Department of Applied Statistics
East West University
Plenary Talk Title: Generalized Linear Models for Bivariate Count Data
Abstract: Dependence in outcome variables poses formidable difficulty in various fields including health sciences, traffic accidents, economics, actuarial science, social sciences, environmental studies, genetic studies, etc. A widely studied topic in bivariate modeling of count data is traffic accidents and number of fatalities. Bivariate Poisson distribution is commonly employed for modelling bivariate count data. Some attempts have been made in the past to develop bivariate Poisson model using a trivariate reduction method. Bivariate data provide the repeated measures for two time points or two events on same experimental units and the modeling of repeated measures data is a formidable challenge to researchers and users due to the fact that we need to take into account both the relationships between outcome variables as well as between outcome variables and covariates.
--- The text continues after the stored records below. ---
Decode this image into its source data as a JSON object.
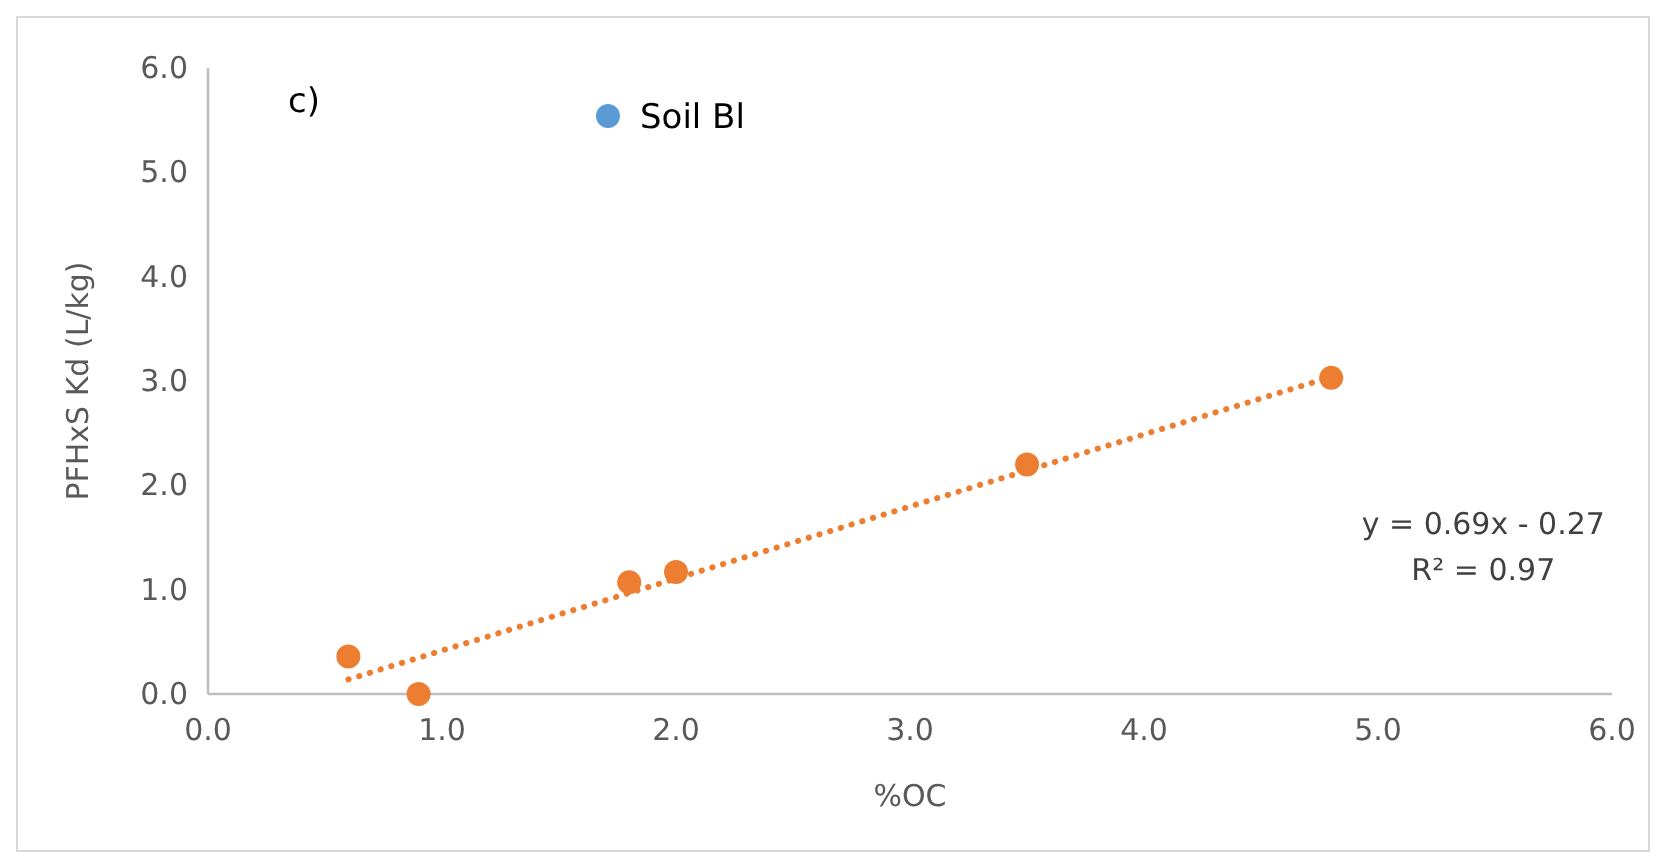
{
  "chart_data": {
    "type": "scatter",
    "xlabel": "%OC",
    "ylabel": "PFHxS Kd (L/kg)",
    "xlim": [
      0,
      6
    ],
    "ylim": [
      0,
      6
    ],
    "xticks": [
      {
        "value": 0,
        "label": "0.0"
      },
      {
        "value": 1,
        "label": "1.0"
      },
      {
        "value": 2,
        "label": "2.0"
      },
      {
        "value": 3,
        "label": "3.0"
      },
      {
        "value": 4,
        "label": "4.0"
      },
      {
        "value": 5,
        "label": "5.0"
      },
      {
        "value": 6,
        "label": "6.0"
      }
    ],
    "yticks": [
      {
        "value": 0,
        "label": "0.0"
      },
      {
        "value": 1,
        "label": "1.0"
      },
      {
        "value": 2,
        "label": "2.0"
      },
      {
        "value": 3,
        "label": "3.0"
      },
      {
        "value": 4,
        "label": "4.0"
      },
      {
        "value": 5,
        "label": "5.0"
      },
      {
        "value": 6,
        "label": "6.0"
      }
    ],
    "grid": false,
    "legend": "top",
    "marker": "circle",
    "series": [
      {
        "name": "Soil Bl",
        "color": "#5b9bd5"
      },
      {
        "color": "#ed7d31",
        "x": [
          0.6,
          0.9,
          1.8,
          2.0,
          3.5,
          4.8
        ],
        "values": [
          0.36,
          0.0,
          1.07,
          1.17,
          2.2,
          3.03
        ]
      },
      {
        "type": "line",
        "line_style": "dotted",
        "marker": "none",
        "color": "#ed7d31",
        "x": [
          0.6,
          4.8
        ],
        "values": [
          0.14,
          3.04
        ]
      }
    ],
    "annotations": [
      "c)",
      "y = 0.69x - 0.27",
      "R² = 0.97"
    ]
  }
}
In other words, dependence in outcome variables needs to be considered. Another important aspect concerning the Poisson models is the under or over-dispersion due to violation of the equality of mean and variance. A third problem associated with analysis of count data is truncation in the data for univariate or bivariate cases. In this paper, several models are developed using the extended generalized linear models for bivariate count data to address the problems of bivariate count modelling of correlated outcomes, truncation and under or over-dispersion. In addition, test procedures are also shown for both goodness of fit and under or over-dispersion. The proposed models and test procedures are illustrated with examples.
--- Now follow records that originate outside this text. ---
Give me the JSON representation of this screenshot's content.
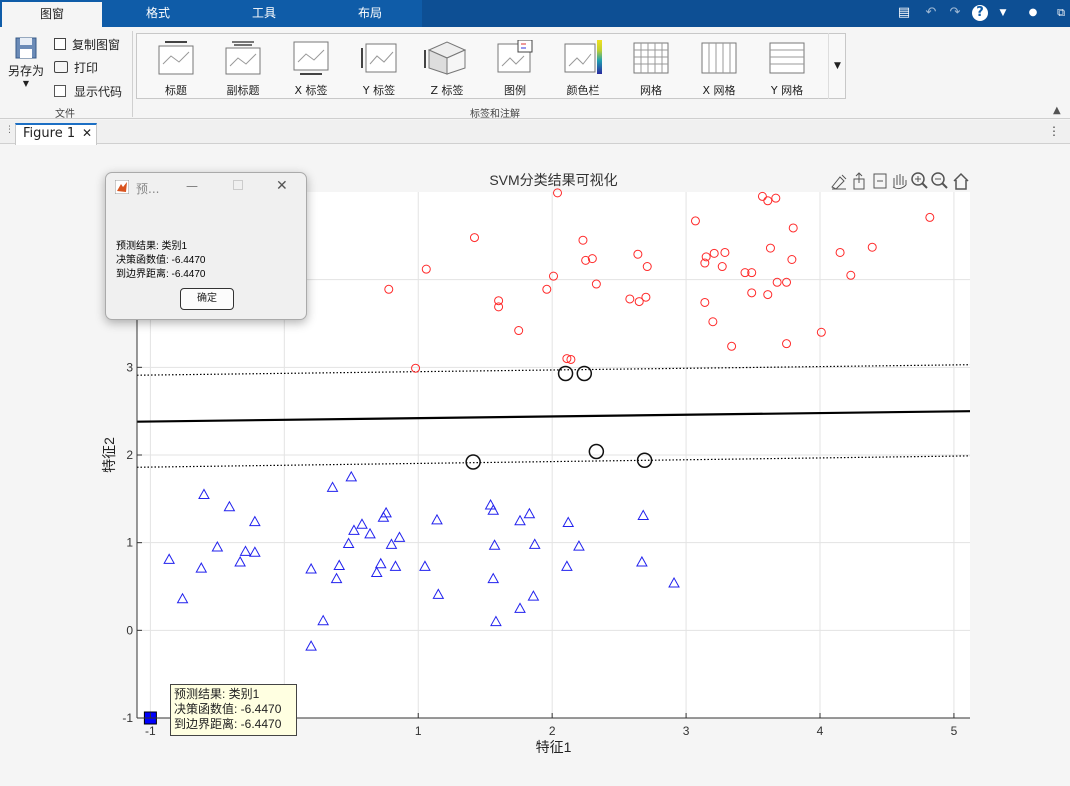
{
  "ribbon_tabs": [
    {
      "label": "图窗",
      "active": true
    },
    {
      "label": "格式"
    },
    {
      "label": "工具"
    },
    {
      "label": "布局"
    }
  ],
  "file_group": {
    "save_as": "另存为",
    "copy_figure": "复制图窗",
    "print": "打印",
    "show_code": "显示代码",
    "group_label": "文件"
  },
  "gallery": {
    "group_label": "标签和注解",
    "items": [
      "标题",
      "副标题",
      "X 标签",
      "Y 标签",
      "Z 标签",
      "图例",
      "颜色栏",
      "网格",
      "X 网格",
      "Y 网格"
    ]
  },
  "figure_tab": {
    "label": "Figure 1"
  },
  "dialog": {
    "title": "预...",
    "lines": [
      "预测结果: 类别1",
      "决策函数值: -6.4470",
      "到边界距离: -6.4470"
    ],
    "ok": "确定"
  },
  "datatip": {
    "lines": [
      "预测结果: 类别1",
      "决策函数值: -6.4470",
      "到边界距离: -6.4470"
    ]
  },
  "colors": {
    "ribbon_blue": "#0f5ca8",
    "class1": "#ff2a2a",
    "class2": "#2222ee",
    "query": "#0000ff"
  },
  "chart_data": {
    "type": "scatter",
    "title": "SVM分类结果可视化",
    "xlabel": "特征1",
    "ylabel": "特征2",
    "xlim": [
      -1.1,
      5.12
    ],
    "ylim": [
      -1.0,
      5.0
    ],
    "xticks": [
      -1,
      0,
      1,
      2,
      3,
      4,
      5
    ],
    "yticks": [
      -1,
      0,
      1,
      2,
      3,
      4
    ],
    "grid": true,
    "series": [
      {
        "marker": "circle",
        "color": "#ff2a2a",
        "points": [
          [
            2.04,
            4.99
          ],
          [
            1.42,
            4.48
          ],
          [
            3.07,
            4.67
          ],
          [
            3.57,
            4.95
          ],
          [
            3.67,
            4.93
          ],
          [
            3.61,
            4.9
          ],
          [
            4.82,
            4.71
          ],
          [
            3.8,
            4.59
          ],
          [
            2.23,
            4.45
          ],
          [
            3.15,
            4.26
          ],
          [
            3.21,
            4.3
          ],
          [
            3.29,
            4.31
          ],
          [
            3.63,
            4.36
          ],
          [
            2.64,
            4.29
          ],
          [
            2.25,
            4.22
          ],
          [
            2.3,
            4.24
          ],
          [
            3.14,
            4.19
          ],
          [
            3.27,
            4.15
          ],
          [
            2.71,
            4.15
          ],
          [
            4.15,
            4.31
          ],
          [
            4.39,
            4.37
          ],
          [
            1.06,
            4.12
          ],
          [
            3.44,
            4.08
          ],
          [
            3.49,
            4.08
          ],
          [
            3.79,
            4.23
          ],
          [
            2.01,
            4.04
          ],
          [
            4.23,
            4.05
          ],
          [
            2.33,
            3.95
          ],
          [
            3.68,
            3.97
          ],
          [
            3.75,
            3.97
          ],
          [
            0.78,
            3.89
          ],
          [
            1.96,
            3.89
          ],
          [
            2.58,
            3.78
          ],
          [
            3.49,
            3.85
          ],
          [
            3.61,
            3.83
          ],
          [
            1.6,
            3.76
          ],
          [
            2.65,
            3.75
          ],
          [
            2.7,
            3.8
          ],
          [
            3.14,
            3.74
          ],
          [
            1.6,
            3.69
          ],
          [
            3.2,
            3.52
          ],
          [
            1.75,
            3.42
          ],
          [
            4.01,
            3.4
          ],
          [
            3.75,
            3.27
          ],
          [
            3.34,
            3.24
          ],
          [
            0.98,
            2.99
          ],
          [
            2.11,
            3.1
          ],
          [
            2.14,
            3.09
          ]
        ]
      },
      {
        "marker": "triangle",
        "color": "#2222ee",
        "points": [
          [
            0.5,
            1.75
          ],
          [
            0.36,
            1.63
          ],
          [
            -0.6,
            1.55
          ],
          [
            -0.41,
            1.41
          ],
          [
            0.76,
            1.34
          ],
          [
            1.54,
            1.43
          ],
          [
            1.56,
            1.37
          ],
          [
            1.83,
            1.33
          ],
          [
            2.68,
            1.31
          ],
          [
            1.14,
            1.26
          ],
          [
            0.74,
            1.29
          ],
          [
            -0.22,
            1.24
          ],
          [
            1.76,
            1.25
          ],
          [
            2.12,
            1.23
          ],
          [
            0.58,
            1.21
          ],
          [
            0.52,
            1.14
          ],
          [
            0.64,
            1.1
          ],
          [
            0.86,
            1.06
          ],
          [
            0.48,
            0.99
          ],
          [
            1.57,
            0.97
          ],
          [
            1.87,
            0.98
          ],
          [
            2.2,
            0.96
          ],
          [
            -0.5,
            0.95
          ],
          [
            0.8,
            0.98
          ],
          [
            -0.29,
            0.9
          ],
          [
            -0.22,
            0.89
          ],
          [
            -0.86,
            0.81
          ],
          [
            -0.33,
            0.78
          ],
          [
            0.72,
            0.76
          ],
          [
            2.67,
            0.78
          ],
          [
            0.41,
            0.74
          ],
          [
            1.05,
            0.73
          ],
          [
            -0.62,
            0.71
          ],
          [
            0.83,
            0.73
          ],
          [
            2.11,
            0.73
          ],
          [
            0.2,
            0.7
          ],
          [
            0.69,
            0.66
          ],
          [
            0.39,
            0.59
          ],
          [
            1.56,
            0.59
          ],
          [
            2.91,
            0.54
          ],
          [
            -0.76,
            0.36
          ],
          [
            1.15,
            0.41
          ],
          [
            1.86,
            0.39
          ],
          [
            1.76,
            0.25
          ],
          [
            0.29,
            0.11
          ],
          [
            1.58,
            0.1
          ],
          [
            0.2,
            -0.18
          ]
        ]
      }
    ],
    "support_vectors": [
      [
        2.1,
        2.93
      ],
      [
        2.24,
        2.93
      ],
      [
        1.41,
        1.92
      ],
      [
        2.33,
        2.04
      ],
      [
        2.69,
        1.94
      ]
    ],
    "decision_boundary": [
      [
        -1.1,
        2.38
      ],
      [
        5.12,
        2.5
      ]
    ],
    "margin_upper": [
      [
        -1.1,
        2.91
      ],
      [
        5.12,
        3.03
      ]
    ],
    "margin_lower": [
      [
        -1.1,
        1.86
      ],
      [
        5.12,
        1.99
      ]
    ],
    "query_point": [
      -1.0,
      -1.0
    ]
  }
}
Infectious Disease Division,
International Center for Diarrhoeal Diseases Resaerch, Bangladesh (ICDDR,B) www.icddrb.org
Plenary Talk: Microbial Forensics : Genomics to Metagenomics
Abstract: The term Forensic refers to using science and technology to investigate and establish true facts in criminal or civil courts of law. Microbial Forensics combines principles of public health epidemiology to identify patterns in a disease outbreak, determine which pathogen may be involved, and trace the organism to its source and how it was spreading. Historically, Microbial Forensics as a scientific discipline has evolved to reveal the source attribute by combining circumstantial evidences, physical, chemical, and related functional biological attributes, including the DNA fingerprints of an infectious agent. Like in forensics of criminology identifying a criminal, microbial forensics helps to identify the source of an infectious agent, including the perpetrator(s) in case of a bioterrorism act. Deliberate or inadvertent use of biological agents poses substantial dangers to individuals, the environment, the economy, and the public health. Forensics is not all about identifying perpetrator(s), but also to ensure that no innocent person is entangled, convicted and sentenced for what he or she has no relevance to. While Microbial Forensic as a discipline is in the developmental stage with many scientific challenges to overcome, the Whole Genome Sequencing bioinformatics and computational biology-based single nucleotide polymorphisms, for example, have revolutionized this science in respect to robustness and precision. This paper will focus on Microbial Forensics with emphasis on the Public Health aspects of Genomics and Metagenomics in Bangladesh.